The loss of those coaches — especially Sitake — is a severe blow to Whittingham that comes just after he produced his first winning record in the Pac-12. Sitake had been with Whittingham for a decade and had turned down other job offers, including one from then-Washington coach Steve Sarkisian. Christensen was Utah's seventh offensive coordinator in seven years. Now the Utes must start over.
As one person close to the football staff said, “The standard practice since joining the Pac-12 was to roll over the contracts of the assistants for two years, but they were offered one-year deals. It’s not the best situation to have a gun pointed at your head. … Sitake and Tuiaki are both big-time family guys. Family guys want security. They were offered a situation that helped them do that.”
Public sentiment is on Whittingham's side. At a Utah basketball game last week, Hill was booed by the crowd as he presented an award on the court. And this is the guy who has overseen an athletic department whose basketball and football teams are both in the top 20 of the national rankings.
There are some close to the program who suggest there were more issues at play than Hill's contract offers. But it still seems reasonable to wonder why Hill didn't give Whittingham (and his staff) more support long before it became apparent late in the 2014 season that the Utes had righted the ship. Has anyone checked his resume lately?
Whittingham sports an 85-43 record.
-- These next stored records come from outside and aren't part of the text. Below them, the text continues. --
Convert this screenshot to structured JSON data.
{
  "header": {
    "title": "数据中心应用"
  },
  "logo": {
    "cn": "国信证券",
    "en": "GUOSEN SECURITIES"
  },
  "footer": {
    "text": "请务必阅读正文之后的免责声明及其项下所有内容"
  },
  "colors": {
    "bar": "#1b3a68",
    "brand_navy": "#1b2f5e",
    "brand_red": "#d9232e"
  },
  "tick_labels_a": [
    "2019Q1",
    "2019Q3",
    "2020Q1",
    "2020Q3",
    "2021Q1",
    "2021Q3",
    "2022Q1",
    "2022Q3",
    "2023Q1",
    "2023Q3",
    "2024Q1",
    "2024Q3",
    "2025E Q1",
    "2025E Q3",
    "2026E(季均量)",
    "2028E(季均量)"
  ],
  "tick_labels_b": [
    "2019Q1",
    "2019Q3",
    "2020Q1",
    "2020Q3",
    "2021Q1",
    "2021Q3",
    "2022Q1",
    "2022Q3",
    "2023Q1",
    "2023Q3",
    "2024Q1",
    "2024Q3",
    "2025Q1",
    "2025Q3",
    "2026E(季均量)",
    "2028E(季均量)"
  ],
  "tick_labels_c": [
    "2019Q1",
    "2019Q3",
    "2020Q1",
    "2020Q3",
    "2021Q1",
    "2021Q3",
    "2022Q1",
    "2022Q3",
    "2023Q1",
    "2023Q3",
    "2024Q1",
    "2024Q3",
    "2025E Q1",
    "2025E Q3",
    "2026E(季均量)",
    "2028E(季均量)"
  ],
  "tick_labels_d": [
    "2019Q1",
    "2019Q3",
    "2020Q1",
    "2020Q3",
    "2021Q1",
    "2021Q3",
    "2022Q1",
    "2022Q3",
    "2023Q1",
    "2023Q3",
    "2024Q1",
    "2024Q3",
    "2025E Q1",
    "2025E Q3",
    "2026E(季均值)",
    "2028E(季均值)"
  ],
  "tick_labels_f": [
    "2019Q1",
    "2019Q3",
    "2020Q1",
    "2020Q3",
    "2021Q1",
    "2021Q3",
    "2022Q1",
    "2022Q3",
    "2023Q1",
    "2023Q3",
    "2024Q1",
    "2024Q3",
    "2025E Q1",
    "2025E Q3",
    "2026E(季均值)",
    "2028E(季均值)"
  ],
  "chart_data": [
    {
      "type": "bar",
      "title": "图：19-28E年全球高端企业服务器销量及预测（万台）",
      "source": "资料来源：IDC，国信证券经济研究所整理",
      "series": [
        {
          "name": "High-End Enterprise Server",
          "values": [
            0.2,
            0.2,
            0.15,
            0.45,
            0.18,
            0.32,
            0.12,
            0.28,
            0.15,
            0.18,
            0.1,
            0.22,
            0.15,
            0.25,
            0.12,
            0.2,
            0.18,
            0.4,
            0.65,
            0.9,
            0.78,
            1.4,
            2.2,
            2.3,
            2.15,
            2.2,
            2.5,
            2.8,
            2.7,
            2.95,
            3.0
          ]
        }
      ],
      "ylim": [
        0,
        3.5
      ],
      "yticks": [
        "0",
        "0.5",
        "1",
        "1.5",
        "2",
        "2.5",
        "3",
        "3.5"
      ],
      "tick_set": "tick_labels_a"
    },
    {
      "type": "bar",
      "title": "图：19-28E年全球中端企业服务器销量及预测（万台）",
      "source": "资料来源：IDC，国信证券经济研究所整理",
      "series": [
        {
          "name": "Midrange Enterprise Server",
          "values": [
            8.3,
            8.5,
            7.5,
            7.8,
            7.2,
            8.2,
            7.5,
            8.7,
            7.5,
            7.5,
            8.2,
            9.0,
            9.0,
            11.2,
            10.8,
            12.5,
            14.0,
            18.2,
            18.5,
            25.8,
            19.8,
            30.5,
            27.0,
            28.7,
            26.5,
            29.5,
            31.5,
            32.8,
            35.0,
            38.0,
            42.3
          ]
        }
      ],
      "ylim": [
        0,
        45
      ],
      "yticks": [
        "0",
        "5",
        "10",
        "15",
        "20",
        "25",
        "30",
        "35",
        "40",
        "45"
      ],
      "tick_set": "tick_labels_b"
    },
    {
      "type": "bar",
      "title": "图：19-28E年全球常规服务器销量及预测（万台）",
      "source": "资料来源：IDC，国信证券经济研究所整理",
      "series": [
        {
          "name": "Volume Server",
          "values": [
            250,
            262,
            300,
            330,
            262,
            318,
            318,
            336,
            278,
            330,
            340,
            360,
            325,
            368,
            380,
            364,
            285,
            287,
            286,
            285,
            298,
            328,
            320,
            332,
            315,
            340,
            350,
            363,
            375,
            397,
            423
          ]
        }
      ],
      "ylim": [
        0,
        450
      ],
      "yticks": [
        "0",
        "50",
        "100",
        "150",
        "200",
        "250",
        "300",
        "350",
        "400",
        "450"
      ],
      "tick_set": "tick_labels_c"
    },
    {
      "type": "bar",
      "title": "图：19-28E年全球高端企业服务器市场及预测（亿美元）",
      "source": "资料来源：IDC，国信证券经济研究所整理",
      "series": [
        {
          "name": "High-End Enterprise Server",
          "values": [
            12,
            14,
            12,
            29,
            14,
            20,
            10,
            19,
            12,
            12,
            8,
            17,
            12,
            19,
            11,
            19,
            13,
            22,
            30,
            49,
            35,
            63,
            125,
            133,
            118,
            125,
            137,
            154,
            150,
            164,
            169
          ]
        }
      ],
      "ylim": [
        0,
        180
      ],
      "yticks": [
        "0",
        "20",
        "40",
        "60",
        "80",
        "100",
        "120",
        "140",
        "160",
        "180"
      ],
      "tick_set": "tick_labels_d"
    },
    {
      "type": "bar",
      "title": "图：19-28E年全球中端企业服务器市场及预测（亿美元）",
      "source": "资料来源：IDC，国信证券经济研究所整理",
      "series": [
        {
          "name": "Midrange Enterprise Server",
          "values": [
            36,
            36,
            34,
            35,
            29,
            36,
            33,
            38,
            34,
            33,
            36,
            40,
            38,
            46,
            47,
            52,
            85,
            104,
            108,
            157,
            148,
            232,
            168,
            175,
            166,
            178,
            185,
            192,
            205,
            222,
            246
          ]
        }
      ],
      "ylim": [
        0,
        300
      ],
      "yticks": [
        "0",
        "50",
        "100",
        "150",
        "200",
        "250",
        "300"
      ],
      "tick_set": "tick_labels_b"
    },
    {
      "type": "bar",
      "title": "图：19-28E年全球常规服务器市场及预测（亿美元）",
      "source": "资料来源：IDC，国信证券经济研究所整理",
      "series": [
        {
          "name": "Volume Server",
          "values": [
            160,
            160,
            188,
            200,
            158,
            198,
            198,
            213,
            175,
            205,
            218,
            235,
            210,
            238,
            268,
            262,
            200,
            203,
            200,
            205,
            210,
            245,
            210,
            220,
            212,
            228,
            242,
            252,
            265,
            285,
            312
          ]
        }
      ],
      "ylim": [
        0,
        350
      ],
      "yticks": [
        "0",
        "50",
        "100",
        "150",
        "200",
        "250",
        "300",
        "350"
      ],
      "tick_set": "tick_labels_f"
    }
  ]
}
He has had just two losing seasons, both of which can be blamed on adjusting to life as a new member of a Power-5 conference. Whittingham took over the head coaching job when Urban Meyer left in 2005, and four years later took the Utes to an undefeated season, culminating with a Sugar Bowl win over Alabama, after which he was named national coach of the year.
By any measure, Whittingham has succeeded. He has beaten BYU six of nine times. His graduation rates are high. He has taken the Utes to nine bowl games and won eight of them. He made the Utes good enough to be deemed worthy of membership in the Pac-12. Without Whittingham, they are still trying to get into a Power-5 conference.
The Sugar Bowl season notwithstanding, the 2014 season might have been his best coaching job yet. The Utes won nine games and came within four points of winning two more, and they did it without consistent quarterback play and without a good offense. Who would have ever imagined a time when the Utes would beat Michigan, USC, UCLA and Stanford all in the same season. Did anyone even notice?
Twelve of the Utes’ 18 Pac-12 games the last two years have been decided by a touchdown or less — and they won eight of them. This is remarkable when you consider the inherent disadvantage the Utes face. Most Pac-12 rosters are built with recruits from California. Four of the league's schools are in California and four more are on the West Coast. Who do you think gets first dibs for those recruits?
The Utes have to compete with players who were passed over by UCLA, USC, Stanford, Cal and Oregon. They’ve got to survive with players they get on the sale rack and “coach them up,” to use the jargon. California native Devontae Booker, their best running back, couldn’t get into a D-1 school out of high school because of his test scores, so he went the JC route. His predecessor, John White, another Californian, also had to go the JC route. The Utes’ best receiver, Dres Anderson, is the son of former UCLA and NFL star Flipper Anderson. He dreamed of playing for UCLA. Do you think UCLA knew who he was? He was passed over by the California schools. Bottom line: Whittingham has to win with cards from the discard pile. That is never going to change.
Whittingham has managed to meet the challenge, and the only thing that mollifies him at this point is the contract extension he is hoping for. He will return to the Utes next season, despite reports to the contrary, but he'll have to rebuild a staff, thanks in part to things that were beyond his control. Maybe he deserved better treatment from the Utes.